Yannick Murphy (Abacus, £9.99)

If you want to be a good ghost, stay quiet for almost a century. Then, on the anniversary of your death, begin to haunt the dreams of a writer so that the writer tells your story the way it should be told."

Thus reads the endpiece to Murphy's novel. It is more or less exactly 90 years since Mata Hari was executed, and her ghost has obviously been haunting Murphy's dreams, to the extent that she has written the story of the infamous, exotic, tragic dancer.

The narrator, Mata Hari herself, recounts episodes of her life from her prison cell, awaiting execution for the crime of spying - a charge she denied to the end. She looks back on her life, interspersing snippets here and there, with the thread of time weaving in and out of the present. We learn her story gradually, between exchanges with the prison doctor.

Hers is a fascinating story, and Murphy revels in the telling of it.
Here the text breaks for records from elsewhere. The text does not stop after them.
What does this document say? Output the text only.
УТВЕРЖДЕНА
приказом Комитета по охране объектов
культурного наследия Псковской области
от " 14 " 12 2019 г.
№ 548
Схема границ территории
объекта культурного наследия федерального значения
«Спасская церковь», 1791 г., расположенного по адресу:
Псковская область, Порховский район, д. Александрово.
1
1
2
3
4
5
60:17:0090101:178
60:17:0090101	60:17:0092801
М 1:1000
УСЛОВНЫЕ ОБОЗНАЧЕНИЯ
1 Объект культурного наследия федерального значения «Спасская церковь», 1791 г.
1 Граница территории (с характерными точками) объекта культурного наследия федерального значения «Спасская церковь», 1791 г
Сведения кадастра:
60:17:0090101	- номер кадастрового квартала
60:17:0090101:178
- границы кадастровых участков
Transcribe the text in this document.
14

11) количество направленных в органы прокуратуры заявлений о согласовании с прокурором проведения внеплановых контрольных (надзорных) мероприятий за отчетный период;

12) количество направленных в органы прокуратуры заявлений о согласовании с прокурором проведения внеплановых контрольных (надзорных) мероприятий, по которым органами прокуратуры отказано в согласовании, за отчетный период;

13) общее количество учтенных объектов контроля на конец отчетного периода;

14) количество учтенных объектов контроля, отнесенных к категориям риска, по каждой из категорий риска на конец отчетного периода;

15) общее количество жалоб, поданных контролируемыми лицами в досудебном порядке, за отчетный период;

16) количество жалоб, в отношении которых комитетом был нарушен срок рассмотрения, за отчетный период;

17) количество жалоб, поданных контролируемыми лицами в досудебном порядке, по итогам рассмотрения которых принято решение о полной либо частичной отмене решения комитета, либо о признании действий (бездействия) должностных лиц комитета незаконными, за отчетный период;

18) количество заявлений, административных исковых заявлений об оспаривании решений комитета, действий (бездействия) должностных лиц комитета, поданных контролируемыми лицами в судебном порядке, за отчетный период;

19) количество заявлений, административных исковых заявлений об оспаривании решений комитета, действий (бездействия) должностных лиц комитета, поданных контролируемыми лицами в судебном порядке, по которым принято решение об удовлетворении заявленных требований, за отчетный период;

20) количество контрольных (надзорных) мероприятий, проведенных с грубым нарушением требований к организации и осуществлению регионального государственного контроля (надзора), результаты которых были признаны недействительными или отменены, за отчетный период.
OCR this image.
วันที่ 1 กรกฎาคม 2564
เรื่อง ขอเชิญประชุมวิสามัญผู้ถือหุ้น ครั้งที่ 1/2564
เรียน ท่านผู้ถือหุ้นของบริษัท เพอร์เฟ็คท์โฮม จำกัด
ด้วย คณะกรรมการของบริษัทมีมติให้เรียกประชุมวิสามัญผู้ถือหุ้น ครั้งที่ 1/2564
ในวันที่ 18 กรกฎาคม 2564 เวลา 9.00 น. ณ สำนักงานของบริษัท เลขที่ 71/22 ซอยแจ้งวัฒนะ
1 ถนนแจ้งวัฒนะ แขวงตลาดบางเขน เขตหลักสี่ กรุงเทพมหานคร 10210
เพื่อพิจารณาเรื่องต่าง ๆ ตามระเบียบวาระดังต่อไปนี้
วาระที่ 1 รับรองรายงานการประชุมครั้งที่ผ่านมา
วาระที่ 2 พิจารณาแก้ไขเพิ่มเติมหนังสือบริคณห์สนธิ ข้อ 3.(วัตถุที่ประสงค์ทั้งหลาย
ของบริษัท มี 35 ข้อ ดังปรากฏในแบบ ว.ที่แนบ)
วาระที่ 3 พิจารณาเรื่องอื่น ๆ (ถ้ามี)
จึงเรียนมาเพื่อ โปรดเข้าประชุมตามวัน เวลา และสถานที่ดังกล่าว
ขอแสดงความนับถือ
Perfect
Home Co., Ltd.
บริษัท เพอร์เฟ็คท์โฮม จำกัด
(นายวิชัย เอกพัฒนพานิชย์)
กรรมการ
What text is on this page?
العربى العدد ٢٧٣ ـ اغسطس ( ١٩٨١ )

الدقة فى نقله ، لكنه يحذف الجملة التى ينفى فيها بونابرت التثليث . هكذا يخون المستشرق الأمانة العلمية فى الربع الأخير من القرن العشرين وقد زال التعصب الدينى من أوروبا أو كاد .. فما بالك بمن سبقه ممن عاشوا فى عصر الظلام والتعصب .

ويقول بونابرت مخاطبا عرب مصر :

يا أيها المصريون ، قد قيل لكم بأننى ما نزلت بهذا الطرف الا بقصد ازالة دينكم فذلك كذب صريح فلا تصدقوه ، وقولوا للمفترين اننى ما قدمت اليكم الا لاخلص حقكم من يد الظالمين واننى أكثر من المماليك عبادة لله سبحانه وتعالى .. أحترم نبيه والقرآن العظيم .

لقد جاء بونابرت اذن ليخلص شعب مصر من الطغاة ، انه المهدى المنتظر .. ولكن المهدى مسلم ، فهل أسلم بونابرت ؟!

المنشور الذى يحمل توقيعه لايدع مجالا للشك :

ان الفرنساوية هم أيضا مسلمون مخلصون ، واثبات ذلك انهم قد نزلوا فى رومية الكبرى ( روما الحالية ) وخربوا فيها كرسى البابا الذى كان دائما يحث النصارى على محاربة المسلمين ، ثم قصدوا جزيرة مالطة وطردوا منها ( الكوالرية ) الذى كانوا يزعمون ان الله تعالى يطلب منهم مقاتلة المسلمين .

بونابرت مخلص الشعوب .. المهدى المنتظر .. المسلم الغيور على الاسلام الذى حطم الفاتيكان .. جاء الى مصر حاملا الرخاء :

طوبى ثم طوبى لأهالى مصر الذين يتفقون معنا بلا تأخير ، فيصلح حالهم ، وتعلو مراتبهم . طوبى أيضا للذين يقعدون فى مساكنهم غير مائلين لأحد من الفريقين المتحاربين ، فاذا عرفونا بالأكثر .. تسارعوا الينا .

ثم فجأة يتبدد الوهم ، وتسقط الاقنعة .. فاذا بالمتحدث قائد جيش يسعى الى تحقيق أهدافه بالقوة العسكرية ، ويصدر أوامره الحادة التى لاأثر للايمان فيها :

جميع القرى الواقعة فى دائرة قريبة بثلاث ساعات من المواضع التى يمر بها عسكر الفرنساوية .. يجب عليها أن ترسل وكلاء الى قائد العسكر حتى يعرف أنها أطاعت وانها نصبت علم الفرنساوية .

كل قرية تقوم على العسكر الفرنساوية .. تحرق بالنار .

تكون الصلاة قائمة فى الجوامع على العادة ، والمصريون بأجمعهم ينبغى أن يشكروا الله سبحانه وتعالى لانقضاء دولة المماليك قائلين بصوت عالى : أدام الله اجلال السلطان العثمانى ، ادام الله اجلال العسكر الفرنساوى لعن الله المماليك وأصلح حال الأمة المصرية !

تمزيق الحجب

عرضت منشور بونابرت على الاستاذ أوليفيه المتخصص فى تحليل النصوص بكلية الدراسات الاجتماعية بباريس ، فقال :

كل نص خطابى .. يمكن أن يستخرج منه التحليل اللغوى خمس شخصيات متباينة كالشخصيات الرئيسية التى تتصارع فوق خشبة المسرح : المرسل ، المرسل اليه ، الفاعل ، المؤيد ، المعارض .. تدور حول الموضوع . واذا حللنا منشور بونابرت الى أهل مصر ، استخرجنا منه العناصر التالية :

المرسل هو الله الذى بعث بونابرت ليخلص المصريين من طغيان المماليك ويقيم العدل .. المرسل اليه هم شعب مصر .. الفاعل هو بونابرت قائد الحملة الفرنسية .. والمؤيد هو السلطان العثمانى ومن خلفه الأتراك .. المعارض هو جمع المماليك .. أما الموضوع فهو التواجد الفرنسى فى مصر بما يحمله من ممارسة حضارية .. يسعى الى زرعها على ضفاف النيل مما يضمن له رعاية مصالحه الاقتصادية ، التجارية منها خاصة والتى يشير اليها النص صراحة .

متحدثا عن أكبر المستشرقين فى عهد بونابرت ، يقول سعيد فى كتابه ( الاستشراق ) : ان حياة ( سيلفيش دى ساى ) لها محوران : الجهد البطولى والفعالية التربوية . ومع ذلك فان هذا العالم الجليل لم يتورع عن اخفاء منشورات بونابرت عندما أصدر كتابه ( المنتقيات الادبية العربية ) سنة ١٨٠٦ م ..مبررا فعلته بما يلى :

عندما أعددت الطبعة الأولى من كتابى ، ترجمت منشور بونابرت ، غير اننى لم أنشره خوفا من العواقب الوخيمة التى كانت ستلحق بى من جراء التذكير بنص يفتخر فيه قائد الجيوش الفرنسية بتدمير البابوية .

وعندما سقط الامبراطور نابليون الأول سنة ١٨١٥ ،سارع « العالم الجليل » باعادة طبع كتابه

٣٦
The novel opens dramatically, and significantly, with Mata Hari recalling the time when she cheated death during her childhood in The Netherlands, when she walked across the sandbanks, and narrowly escaped capture by the man-eating tide - the memory and inspiration of this stayed with her throughout her life.

This was just one significant incident in an eventful life, lived to the edge, at the edge. An unorthodox childhood led to an unhappy marriage to a Dutch naval officer, who took her to Indonesia. There, among the rich beauty of the jungles, she immersed herself in the local culture, to the disapproval of her husband. The marriage became increasingly ugly; her son died in unexplained circumstances; and she returned to Europe to live a life alone. Then began the temple dancing, the shocking but captivating dancing with veils, and ultimately the arrest for spying. Yet she was always yearning for her lost children.

Mata Hari's story in itself is a fascinating one. Murphy has combined its truths and myths with her own interpretations and ideas to produce a tale that is truly haunting; completely mesmerising.